Mais on touche aussi aux limites non pas du libéralisme mais du modèle clientéliste créé par l'Etat :

1) La vie est chère dans l'île ? La vie est chère parce que l'Etat en majorant les salaires de ses fonctionnaires envoyés dans les DOM TOM pousse l'inflation sur le territoire.

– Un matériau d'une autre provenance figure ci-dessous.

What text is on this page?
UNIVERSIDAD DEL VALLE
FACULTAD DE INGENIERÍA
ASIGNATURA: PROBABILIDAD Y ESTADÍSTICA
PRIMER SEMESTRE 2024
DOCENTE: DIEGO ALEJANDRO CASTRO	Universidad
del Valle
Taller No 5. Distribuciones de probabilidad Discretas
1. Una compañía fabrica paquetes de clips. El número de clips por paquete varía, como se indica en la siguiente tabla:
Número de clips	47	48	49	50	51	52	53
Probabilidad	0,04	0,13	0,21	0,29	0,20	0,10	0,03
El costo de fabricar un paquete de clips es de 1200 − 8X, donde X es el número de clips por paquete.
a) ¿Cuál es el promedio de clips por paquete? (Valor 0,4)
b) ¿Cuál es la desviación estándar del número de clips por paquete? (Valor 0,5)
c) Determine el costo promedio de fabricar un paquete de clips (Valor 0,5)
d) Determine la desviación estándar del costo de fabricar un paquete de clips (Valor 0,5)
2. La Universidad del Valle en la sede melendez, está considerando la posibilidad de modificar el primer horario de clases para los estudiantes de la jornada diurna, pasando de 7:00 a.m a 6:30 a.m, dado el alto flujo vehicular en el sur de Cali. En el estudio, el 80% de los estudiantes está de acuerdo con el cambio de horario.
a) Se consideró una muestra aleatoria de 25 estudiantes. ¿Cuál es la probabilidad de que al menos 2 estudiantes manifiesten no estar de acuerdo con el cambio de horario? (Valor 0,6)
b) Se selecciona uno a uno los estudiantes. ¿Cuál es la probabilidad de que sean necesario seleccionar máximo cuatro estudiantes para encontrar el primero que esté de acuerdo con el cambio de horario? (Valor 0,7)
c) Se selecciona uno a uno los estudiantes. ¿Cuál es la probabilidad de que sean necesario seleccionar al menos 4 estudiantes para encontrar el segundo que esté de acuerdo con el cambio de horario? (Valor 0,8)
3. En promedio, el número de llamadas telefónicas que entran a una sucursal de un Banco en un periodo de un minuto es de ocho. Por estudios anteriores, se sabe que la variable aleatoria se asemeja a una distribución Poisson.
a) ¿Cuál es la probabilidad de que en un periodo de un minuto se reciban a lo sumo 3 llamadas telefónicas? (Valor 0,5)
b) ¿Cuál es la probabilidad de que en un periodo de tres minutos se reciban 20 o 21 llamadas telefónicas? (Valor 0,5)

2) Il n'existe pas ou peu de concurrence ? L'Etat n'a rien fait pour faciliter la concurrence sur l'île avec des lois limitant les possibilités d'installation de grandes surfaces (le phénomène existe aussi en métropole).

3) La terre appartient à une élite blanche, les békés ? L'Etat permet à des activités non rentables (banane et canne à sucre) de survivre à grands coûts de subvention. Sans cela, il y a bien longtemps que la terre aurait changé de de mains et serait utilisée pour d'autres activités, rentables elles.

4) L'immobilier est inaccesible ? Les grasses défiscalisations accordées à la construction dans les DOM TOM pousse la construction de complexes immobiliers inadaptés, chers et vides. La défiscalisation rend de toutes façons l'investissement rentable.

Moralité, pour aider la Guadeloupe, que l'Etat arrête d'aider, de subventionner et de materner. Et qu'il donne une large autonomie de gestion aux insulaires qui sauront bien s'en servir pour faire prospérer leur territoire.